U.S. economy remains fragile despite Wall Street reaching new heights


The State Column, David Keup | June 15, 2014

U.S. economy remains fragile despite Wall Street reaching new heights

Low interest rates and no real big changes in the economy are early indicators of a downturn.


As the stock market continues to boom, financial experts and economists in the U.S. are grappling with dual realities.  Philly.com reported on June 14 that experts on the economy are saying that the U.S. economy seems fragile, and the labor participation rate is lousy.

“When companies are doing well, stock prices do well, so the economy must steam full ahead,” says Esme Faerber, professor of business at Rosemont College. “But it often doesn’t work that way.”

Experts say that these conflicting realities are confusing. Financial assts are reaching new heights, prompting some market-watchers to wonder whether another crash lurks around the corner. But, stocks buyers are complacent. The so-called fear gauge, the CBOE Volatility Index, is nearing its historic low of 9.89 in January 2007 – just before the world economy and the markets plummeted and launched the Great Recession.

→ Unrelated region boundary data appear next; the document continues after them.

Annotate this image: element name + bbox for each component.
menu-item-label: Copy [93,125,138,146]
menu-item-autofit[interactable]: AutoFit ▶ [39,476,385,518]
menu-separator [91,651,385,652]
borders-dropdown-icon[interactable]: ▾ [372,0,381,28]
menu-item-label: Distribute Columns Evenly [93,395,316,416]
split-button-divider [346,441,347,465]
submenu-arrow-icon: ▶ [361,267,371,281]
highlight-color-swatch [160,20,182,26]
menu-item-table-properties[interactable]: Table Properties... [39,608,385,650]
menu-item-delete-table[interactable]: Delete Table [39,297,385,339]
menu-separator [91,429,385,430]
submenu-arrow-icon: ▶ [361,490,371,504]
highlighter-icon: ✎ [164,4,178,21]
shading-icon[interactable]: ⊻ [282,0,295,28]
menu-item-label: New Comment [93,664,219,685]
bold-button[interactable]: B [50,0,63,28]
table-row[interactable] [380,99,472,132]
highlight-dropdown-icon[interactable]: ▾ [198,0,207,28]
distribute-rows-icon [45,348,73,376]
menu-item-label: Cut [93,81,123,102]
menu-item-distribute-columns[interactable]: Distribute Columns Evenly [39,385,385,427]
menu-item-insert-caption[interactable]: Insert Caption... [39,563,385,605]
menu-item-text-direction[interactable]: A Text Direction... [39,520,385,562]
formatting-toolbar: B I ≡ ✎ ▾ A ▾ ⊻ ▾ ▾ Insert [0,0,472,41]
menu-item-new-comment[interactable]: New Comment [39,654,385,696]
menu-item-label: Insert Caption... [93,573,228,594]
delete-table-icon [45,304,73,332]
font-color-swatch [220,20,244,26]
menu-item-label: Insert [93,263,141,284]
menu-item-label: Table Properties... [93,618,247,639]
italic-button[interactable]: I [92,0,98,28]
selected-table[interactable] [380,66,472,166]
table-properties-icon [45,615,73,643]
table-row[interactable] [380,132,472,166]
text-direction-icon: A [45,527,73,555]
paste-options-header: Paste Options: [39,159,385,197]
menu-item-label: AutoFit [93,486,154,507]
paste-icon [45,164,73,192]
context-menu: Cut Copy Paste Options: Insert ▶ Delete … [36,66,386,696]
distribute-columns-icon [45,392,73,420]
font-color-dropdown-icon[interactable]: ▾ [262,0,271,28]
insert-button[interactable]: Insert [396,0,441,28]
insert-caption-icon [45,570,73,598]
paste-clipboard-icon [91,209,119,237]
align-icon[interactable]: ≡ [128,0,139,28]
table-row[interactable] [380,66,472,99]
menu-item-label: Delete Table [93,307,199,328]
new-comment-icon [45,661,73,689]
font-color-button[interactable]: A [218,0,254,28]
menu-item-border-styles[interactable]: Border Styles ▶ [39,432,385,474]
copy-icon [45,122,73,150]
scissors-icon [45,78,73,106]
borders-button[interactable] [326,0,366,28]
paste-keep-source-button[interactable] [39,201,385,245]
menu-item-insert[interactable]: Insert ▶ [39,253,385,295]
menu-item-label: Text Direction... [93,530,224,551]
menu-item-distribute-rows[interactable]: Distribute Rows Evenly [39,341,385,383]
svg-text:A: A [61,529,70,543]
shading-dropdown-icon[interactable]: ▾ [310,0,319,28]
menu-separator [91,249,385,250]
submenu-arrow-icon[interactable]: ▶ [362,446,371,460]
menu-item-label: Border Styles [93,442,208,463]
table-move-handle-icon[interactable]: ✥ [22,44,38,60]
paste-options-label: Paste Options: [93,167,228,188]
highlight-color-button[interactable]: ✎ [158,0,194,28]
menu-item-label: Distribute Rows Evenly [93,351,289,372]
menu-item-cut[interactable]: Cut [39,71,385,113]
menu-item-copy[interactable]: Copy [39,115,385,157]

So what to make of these incongruities? The economy is at an inflection point, experts say. “We sometimes see this sort of paradox between economic conditions and the financial markets. The reason is, the stock market reflects sentiment right now, as well as economic fundamentals in the future,” says Joe Davis, global chief economist at Vanguard in Conshohocken.

According to the data service Capital IQ, the biggest buyers of stocks in the first quarter 2014 were the companies of the S&P 500 itself, which cumulatively repurchased $160 billion of their own shares. The S&P 500 has risen 5.4 percent year to date and 22 percent in the last 12 months. However, experts say that as corporate America buys back its own shares and bolsters the markets, they are failing to invest in new business and equipment that could propel the economy.

On the other side of the equation, by keeping interest rates low, the U.S. Federal Reserve is doing everything it can to prevent a feared economic downturn, but at the same time, the central bank recognizes that some financial assets may be overheating.